First Moblin V2 Netbook Launches 70
nerdyH writes "The first netbook preinstalled with Moblin v2 for Netbooks will launch next week, possibly at Intel Developer Forum (IDF) in San Francisco, or else the Linux Foundation's LinuxCon in Portland. Then, within the next couple of weeks, the Moblin Project will release the first stable release of the Moblin v2 Linux distribution, which began beta testing in May."
Concept best applied as a shell/containment (Score:5, Insightful)
Instead of a distro, I'd rather see the Moblin concepts applied as a shell in Gnome and/or a containment in KDE 4. This is much nicer than the netbook containment concept I see the KDE 4 guys currently kicking around. However, as a complete distro, it suddenly requires package maintainers and much more support overhead. In that regard, Moblin seems to fall short.
Re:Concept best applied as a shell/containment (Score:1, Insightful)
I once went looking for an API to their shell infrastructure, curious as to how extensible it was and how to write my own activities for it. But on their site they only provided links to documentation to existing libraries they use. I didn't look at the actual code but I have a bad feeling it's just a monolithic application and not an extensible desktop environment.
Once again a geeky name sinks good product (Score:4, Insightful)
Moblin? What is it - a combination of "goblin" and a "mob"? No matter how I read it, the associations I get are just very negative. Can't sell a product with a name like that.
Re:Not really very interesting (Score:3, Insightful)
Just a waste of time, this moblin thing.
Correct, because everyone is just like you.

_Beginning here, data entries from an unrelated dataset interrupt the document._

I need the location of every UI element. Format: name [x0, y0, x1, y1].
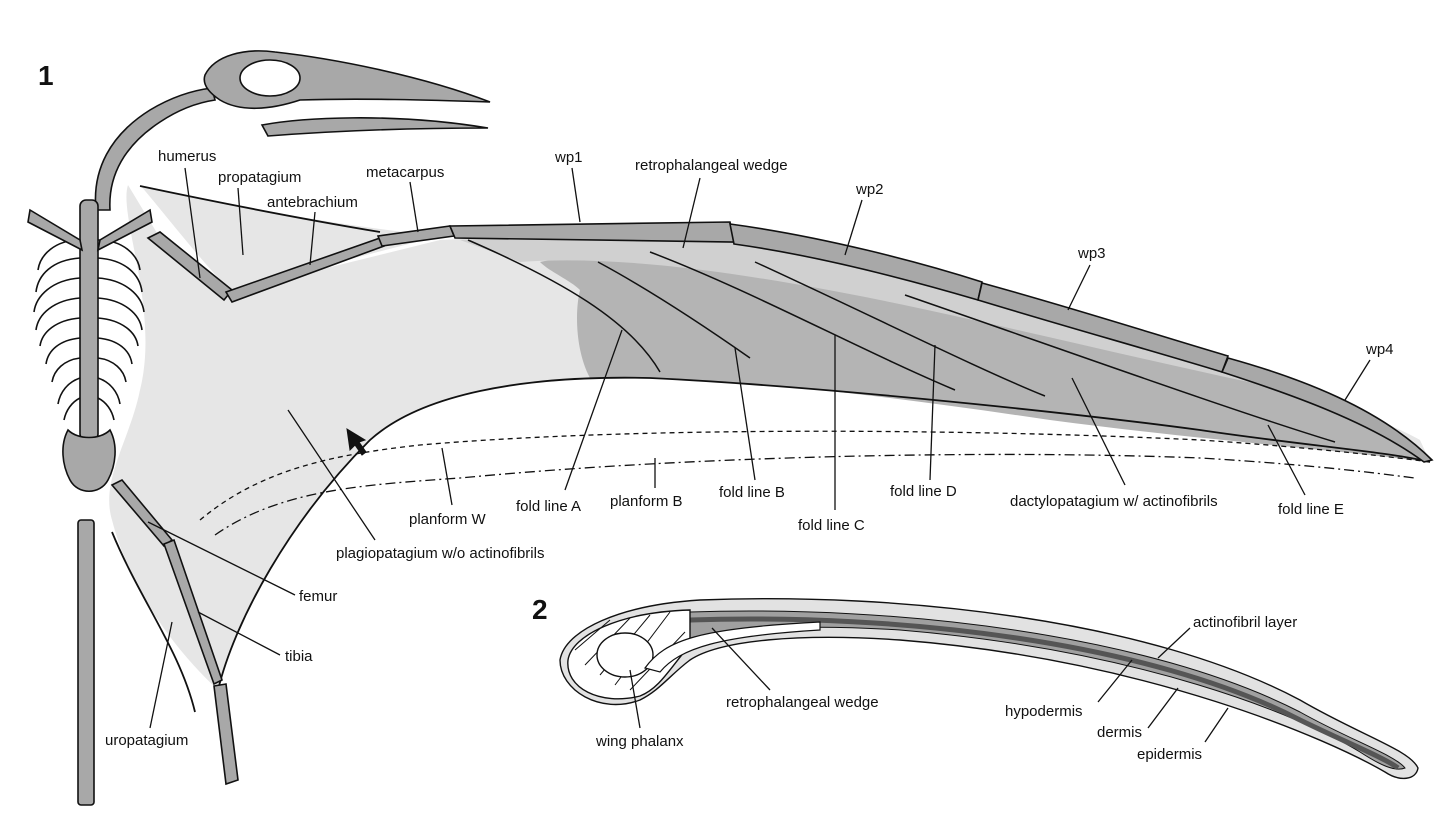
panel-1-wing-diagram: 1 humerus pr [27, 50, 1434, 806]
label-metacarpus: metacarpus [366, 164, 444, 181]
label-retrophalangeal-wedge-2: retrophalangeal wedge [726, 694, 879, 711]
label-dactylopatagium: dactylopatagium w/ actinofibrils [1010, 493, 1218, 510]
uropatagium-edge [111, 531, 196, 713]
fold-line-b [597, 261, 751, 359]
plagiopatagium-membrane [109, 185, 1430, 690]
wing-phalanx-1 [448, 221, 735, 243]
planform-w-line [199, 430, 1431, 521]
label-dermis: dermis [1097, 724, 1142, 741]
scapula-right [96, 208, 153, 252]
label-antebrachium: antebrachium [267, 194, 358, 211]
label-hypodermis: hypodermis [1005, 703, 1083, 720]
panel-2-cross-section: 2 actinofibril layer hypodermis dermis e… [532, 594, 1419, 779]
label-wp4: wp4 [1365, 341, 1394, 358]
label-pointers-panel2 [629, 627, 1229, 743]
label-fold-line-e: fold line E [1278, 501, 1344, 518]
tail [77, 519, 95, 806]
label-actinofibril-layer: actinofibril layer [1193, 614, 1297, 631]
label-fold-line-d: fold line D [890, 483, 957, 500]
label-uropatagium: uropatagium [105, 732, 188, 749]
panel-number-2: 2 [532, 594, 548, 625]
label-epidermis: epidermis [1137, 746, 1202, 763]
tibia-bone [162, 538, 223, 686]
wing-phalanx-cavity [596, 632, 654, 678]
pelvis [62, 428, 116, 493]
label-humerus: humerus [158, 148, 216, 165]
label-wp3: wp3 [1077, 245, 1106, 262]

Re:Concept best applied as a shell/containment (Score:4, Insightful)
I just want Moblin's atom optimizations and boot speed improvements rolled in to Ubuntu Netbook Remix. I'm pretty happy with UNR on my Acer Aspire One, and as much as I disliked the stock install of Linpus, it *did* have much better battery life and bootup times.
I don't want the stupid UI running on top of another distro, I want the under-the-hood improvements.
Different.. (Score:5, Insightful)
On the server I really think that all the above is important, and I'm in not hurry to see any of that change. However on the desktop all these marginally different distributions provide very little compelling reason to use one over the other and honestly without the branding (or having installed it myself) I'd be hard pressed to tell you which distribution I might be using at any given instance.
In the cases of commercial distributions aiming at the desktop, like Ubuntu or Mandriva I really see this a failure build on the advantages made available by open source software. Canonical could risk designing an operating system based on this wealth open source software, but instead they choose to focus on packaging and polishing disparate pieces of existing software, designed my a multitude of people for a for an even greater variety of reasons.
Distributions succeed at being usable collections of polished software, but they fail at being what I'd consider true operating systems because of the nature of their design and I for one hope that we continue to see more movement in projects aiming at the mobile and netbook market where it seems to be considered more important (or more plausible) to design the operating systems interface.
Granted, I'm not suggesting I'd like to see change for the sake of change but I would like to see a more serious attempt at OS design coming from somewhere in the Linux distribution space and right now that seems to be happening in the mobile space on platforms like Android and Moblin and I believe that the risk of good design could be a sea-change that doesn't just push Linux onto the desktop, but answers the question once and for all about the idea of a widely used free software platform. It simply makes too much economic sense.
Re:NOT READY, DO NOT WANT (Score:3, Insightful)
We're talking about a 900 MHz coppermine celeron here, it is plenty fast for the kinds of machines commonly available in a handheld. Intel made it, two years is really not that long, they should not crap on it. But seriously, it ran like shit on the Aspire One D250.